So apparently I'm behind the curve here. I've been using my own ghetto home brew scripts when there are two beautiful OpenSource alternatives just sitting out there waiting to be used! Check out rdiff-backup and duplicity.
http://fsvs.tigris.org/ (aims to become a complete backup/restore tool for all files in a directory tree or whole filesystems, with a subversion repository as the backend)
The difference is that rdiff-backup aim's to have the incremental's as easy to read as possible, while duplicity keeps all the backups encrypted using GnuPG. So they are perfectly anologous to my two scripts, only better!
See discussion of other useful methods at diveintomark.org and mikerubel.org.
I've been looking for a backup solution which fits my needs for a while (see BackupSoftware). I keep almost all of my personal data on my colocated server which I don't have regular access to. This means that cd/tape methods don't work well since they require changing media on a regular basis and to get backups off site.

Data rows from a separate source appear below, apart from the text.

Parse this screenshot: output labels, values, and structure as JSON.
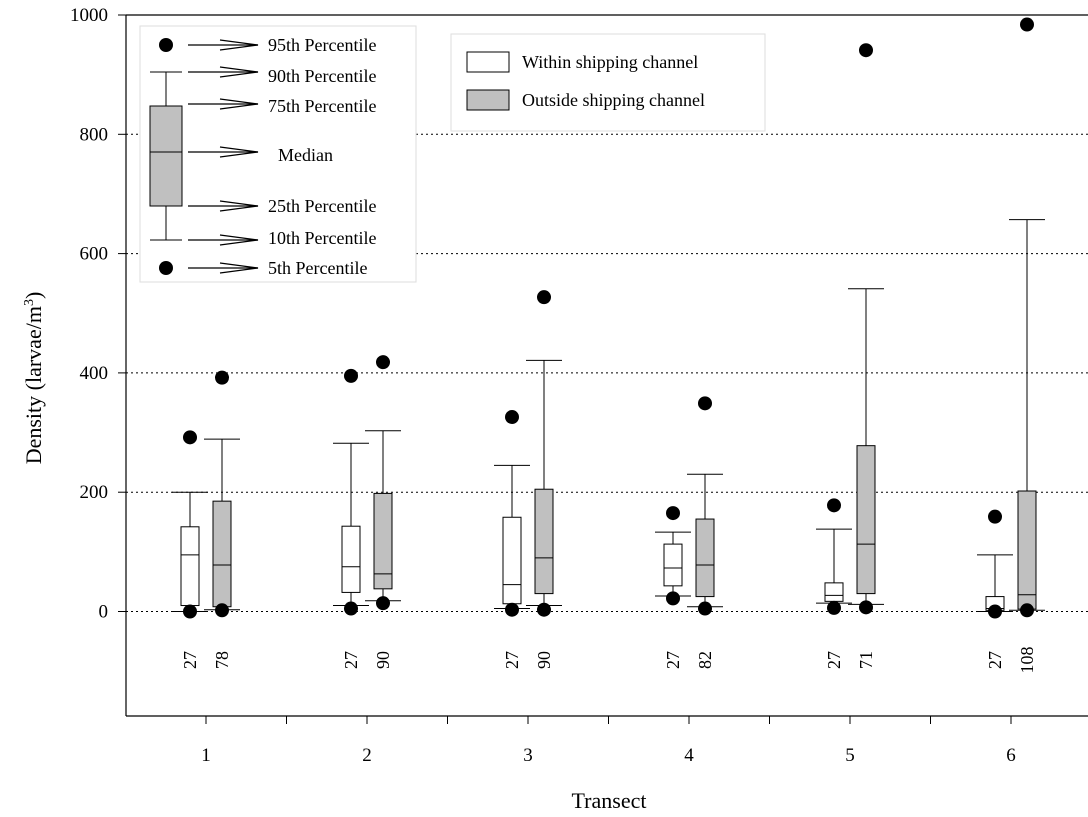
{
  "chart_data": {
    "type": "box",
    "xlabel": "Transect",
    "ylabel": "Density (larvae/m",
    "ylabel_sup": "3",
    "ylabel_end": ")",
    "ylim": [
      -185,
      1000
    ],
    "yticks": [
      0,
      200,
      400,
      600,
      800,
      1000
    ],
    "grid": "horizontal dotted at y ticks",
    "categories": [
      "1",
      "2",
      "3",
      "4",
      "5",
      "6"
    ],
    "series": [
      {
        "name": "Within shipping channel",
        "color": "#ffffff",
        "boxes": [
          {
            "p5": 0,
            "p10": 0,
            "p25": 10,
            "median": 95,
            "p75": 142,
            "p90": 200,
            "p95": 292,
            "n": "27"
          },
          {
            "p5": 5,
            "p10": 10,
            "p25": 32,
            "median": 75,
            "p75": 143,
            "p90": 282,
            "p95": 395,
            "n": "27"
          },
          {
            "p5": 3,
            "p10": 5,
            "p25": 13,
            "median": 45,
            "p75": 158,
            "p90": 245,
            "p95": 326,
            "n": "27"
          },
          {
            "p5": 22,
            "p10": 26,
            "p25": 43,
            "median": 73,
            "p75": 113,
            "p90": 133,
            "p95": 165,
            "n": "27"
          },
          {
            "p5": 6,
            "p10": 14,
            "p25": 17,
            "median": 27,
            "p75": 48,
            "p90": 138,
            "p95": 178,
            "n": "27"
          },
          {
            "p5": 0,
            "p10": 0,
            "p25": 2,
            "median": 5,
            "p75": 25,
            "p90": 95,
            "p95": 159,
            "n": "27"
          }
        ]
      },
      {
        "name": "Outside shipping channel",
        "color": "#c0c0c0",
        "boxes": [
          {
            "p5": 2,
            "p10": 3,
            "p25": 8,
            "median": 78,
            "p75": 185,
            "p90": 289,
            "p95": 392,
            "n": "78"
          },
          {
            "p5": 14,
            "p10": 18,
            "p25": 38,
            "median": 63,
            "p75": 198,
            "p90": 303,
            "p95": 418,
            "n": "90"
          },
          {
            "p5": 3,
            "p10": 10,
            "p25": 30,
            "median": 90,
            "p75": 205,
            "p90": 421,
            "p95": 527,
            "n": "90"
          },
          {
            "p5": 5,
            "p10": 8,
            "p25": 25,
            "median": 78,
            "p75": 155,
            "p90": 230,
            "p95": 349,
            "n": "82"
          },
          {
            "p5": 7,
            "p10": 12,
            "p25": 30,
            "median": 113,
            "p75": 278,
            "p90": 541,
            "p95": 941,
            "n": "71"
          },
          {
            "p5": 2,
            "p10": 2,
            "p25": 4,
            "median": 28,
            "p75": 202,
            "p90": 657,
            "p95": 984,
            "n": "108"
          }
        ]
      }
    ],
    "key_labels": {
      "p95": "95th Percentile",
      "p90": "90th Percentile",
      "p75": "75th Percentile",
      "median": "Median",
      "p25": "25th Percentile",
      "p10": "10th Percentile",
      "p5": "5th Percentile"
    },
    "key_color": "#c0c0c0"
  }
}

The best solution I was able to come up with was a simple Rsync script (which I run every night) which syncs my file system to the filesystem of a friends box in New York. This works great, is bandwidth friendly and convenient (need a backup, just login to the other box and grab the files you want)..
#!/bin/sh -x (-)
RSYNC="rsync -avuz --delete --quiet --bwlimit=128"
export RSYNC_RSH="ssh -q -x -c blowfish"
USER="larry"
HOST="maus.spack.org"
DEST="/usr/local/backups/maus.spack.org"
DIRLIST="/home/larry"
for directory in $DIRLIST; do
${RSYNC} ${USER}@${HOST}:${directory} ${DEST}
done
The big remaining problem was how to sync my personal data, email/writing/etc which I don't want others poking around in without my express permission. Currently I've just been running the same script from my laptop, but since my laptop isn't always online it means that backups only happen as I remember to start them, and I want something which is automated.
Today, thanks to a conversation with my workmate John, I discovered this simple hack. I introduce tar to ssh to gpg. Whee.
#!/bin/sh (-)
# Written by Adam on 27 March 2003
# Make sure all needed binaries are available in the path.
PATH=/bin:/sbin:/usr/bin:/usr/sbin
GPG="gpg --encrypt --default-recipient-self"
TAR="tar zcf -"
HOST="larry@maus.spack.org"
DIRS="/home/ashand/tmp /tmp/user_files"
OUTPUT="/tmp/foo.tar.gz.gnupg"
${TAR} ${DIRS} | ssh ${HOST} "${GPG} -o ${OUTPUT}"
This leaves you with an encrypted, compressed tarball on the remote server. Despite rumors to the contrary accessing the data within is quite easy. By default GnuPg sends output to standard out so you just decrypt it and pipe it to tar to process as you wish.
maus# gpg -d /tmp/foo.tar.gz.gnupg | tar ztf -
You need a passphrase to unlock the secret key for
user: "Adam Shand <larry@...>"
2048-bit ELG-E key, ID 161B05D8, created 2000-10-28 (main key ID 8F07D4C2)
gpg: encrypted with 2048-bit ELG-E key, ID 161B05D8, created 2000-10-28
"Adam Shand <larry@...>"
home/ashand/tmp/
home/ashand/tmp/scratch
... <snip> ...
Notes:
- Thanks to Brendan Murray from Otago University for the tar pipe tar magic all those years ago.
Both scripts assume that you have passwordless ssh (see UsingSsh) setup in order for it to be run from cron.